Have you ever asked a family member, friend, or even a realtor this question – who has the lowest mortgage rates in California?
I would guess most home buyers or homeowners looking to refinance their mortgage have at one point in time or another asked someone “Who has the lowest mortgage rates in California?”
Here is a simple fact of life in the mortgage industry: no one lender has the lowest mortgage rate day in and day out. Mortgage rates change daily; sometimes more than once a day, and so it’s impossible for a lender to say they always have the lowest mortgage rates in California.
Some days, weeks or even months a lender will be really competitive; in fact, they are usually the lowest however at some point that will adjust otherwise the lender would have too much business.
To slow down the business they raise their mortgage rates a bit to slow down the number of applications and when they get caught up they then will look to attract new business.
Getting your Quotes
The lowest mortgage rates in California are not always offered by the same lender so it’s important to obtain two to four quotes from reputable mortgage companies (this is super important).
I’ve never understood someone who thinks a quote from a lender with a C or lower rating from the Better Business Bureau is a legitimate quote. Quotes from poorly rated companies are essentially worthless and you shouldn’t waste your time with a mortgage lender who has clearly failed other homeowners.
And while you are at it why not spend five to ten minutes searching Google to read about the Loan Officer as well. Does he or she have good online reviews? Is the person experienced or is he/she new to the company?
I know we all have limited time but doing a little extra work upfront will pay off in the long run.
Not All Quotes Are The Same
Keep in mind that not all rate quotes are the same, an important factor is cost.
A 4.00% 30-year fixed with $1,000 total costs (for everything) is better than a 3.75% rate with $10,000 in total closing costs. So when you get a quote find out the “total costs for everything”. I am a big fan of no or low-cost mortgage rates for borrowers that qualify (when it makes sense).
The reason is if you were to refinance again or sell the property before you recoup the costs associated with the transaction then the costs you’ve paid becomes wasted money.
No Cost Mortgage Rate:
However, not everyone and not every transaction qualifies for a no-cost mortgage rate. Even if you have perfect everything but your loan amount is less than 200k it’s going to be difficult to get a no-cost rate that makes sense. If you are doing a multi-unit rental property it’s unlikely you’ll be able to obtain a no-cost mortgage rate. Another difficult scenario is if you are thinking of obtaining an Adjustable Rate Mortgage.
If you are paying costs to do a transaction don’t think it’s a total loss because there are many situations in which paying costs make sense.
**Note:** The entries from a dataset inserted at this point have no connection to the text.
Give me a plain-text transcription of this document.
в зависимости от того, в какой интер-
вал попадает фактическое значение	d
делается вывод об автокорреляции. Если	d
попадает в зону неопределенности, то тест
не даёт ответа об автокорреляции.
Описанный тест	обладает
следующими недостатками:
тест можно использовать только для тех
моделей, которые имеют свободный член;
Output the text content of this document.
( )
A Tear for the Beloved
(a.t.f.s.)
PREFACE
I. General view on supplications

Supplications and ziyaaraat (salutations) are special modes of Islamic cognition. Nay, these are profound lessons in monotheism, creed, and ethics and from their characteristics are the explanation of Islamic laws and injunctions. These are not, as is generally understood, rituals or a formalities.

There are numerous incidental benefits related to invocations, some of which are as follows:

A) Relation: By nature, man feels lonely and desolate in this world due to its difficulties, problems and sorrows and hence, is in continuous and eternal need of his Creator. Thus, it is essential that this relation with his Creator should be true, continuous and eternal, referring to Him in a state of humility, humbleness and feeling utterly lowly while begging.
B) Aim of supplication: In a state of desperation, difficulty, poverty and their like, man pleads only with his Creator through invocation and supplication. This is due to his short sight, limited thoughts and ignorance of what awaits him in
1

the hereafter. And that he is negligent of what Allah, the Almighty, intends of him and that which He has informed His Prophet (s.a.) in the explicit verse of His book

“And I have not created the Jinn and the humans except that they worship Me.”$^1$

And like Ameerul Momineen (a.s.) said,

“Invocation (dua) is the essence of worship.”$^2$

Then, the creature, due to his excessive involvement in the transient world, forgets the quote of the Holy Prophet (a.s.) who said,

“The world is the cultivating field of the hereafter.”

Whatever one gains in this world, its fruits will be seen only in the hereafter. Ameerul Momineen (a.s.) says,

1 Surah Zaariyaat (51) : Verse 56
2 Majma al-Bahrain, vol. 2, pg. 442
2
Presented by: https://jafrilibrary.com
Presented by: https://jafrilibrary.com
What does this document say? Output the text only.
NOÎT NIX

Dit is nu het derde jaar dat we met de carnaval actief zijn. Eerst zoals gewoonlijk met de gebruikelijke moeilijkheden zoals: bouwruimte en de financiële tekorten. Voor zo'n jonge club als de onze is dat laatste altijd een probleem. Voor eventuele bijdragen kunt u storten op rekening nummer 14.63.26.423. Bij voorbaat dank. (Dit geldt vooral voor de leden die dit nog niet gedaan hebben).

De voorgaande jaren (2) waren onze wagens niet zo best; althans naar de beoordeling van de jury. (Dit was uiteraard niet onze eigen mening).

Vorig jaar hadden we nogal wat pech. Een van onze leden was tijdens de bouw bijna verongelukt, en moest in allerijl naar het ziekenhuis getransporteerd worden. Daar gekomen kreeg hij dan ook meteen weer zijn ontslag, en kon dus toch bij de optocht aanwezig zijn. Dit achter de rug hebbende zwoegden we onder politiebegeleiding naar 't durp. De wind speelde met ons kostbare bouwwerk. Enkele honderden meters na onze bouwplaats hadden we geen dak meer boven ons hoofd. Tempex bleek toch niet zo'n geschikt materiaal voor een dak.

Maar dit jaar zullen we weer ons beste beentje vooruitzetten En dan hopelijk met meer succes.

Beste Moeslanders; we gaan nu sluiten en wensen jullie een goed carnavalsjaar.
Fixed-Rate or Adjustable-Rate
One step during the process of finding the lowest mortgage rates in California is deciding on which type of loan you’ll choose; a fixed mortgage rate loan program or an adjustable mortgage loan program. Both have its advantages and disadvantages.
With a fixed-rate mortgage your interest rate and monthly payment never change; even if you pay extra towards the balance.
When it comes to an Adjustable Rate Mortgage (aka ARM’s) your interest rate and payment are fixed for a limited amount of time and after that “fixed” period your interest rate and payment can adjust.
Usually, the fixed period is five, seven or ten years. If you are considering an Adjustable Rate Mortgage make sure you discuss the ins and outs of the program with your Loan Officer. The more you know the better off you’ll be.
Fixed-rate loan programs are usually 10, 15, 20, 25, or 30 years long. Adjustable-rate loan programs are usually thirty years long. If your fixed-rate or adjustable-rate loan program is a Fannie Mae or Freddie Mac loan then you will not have a pre-payment penalty nor a balloon payment.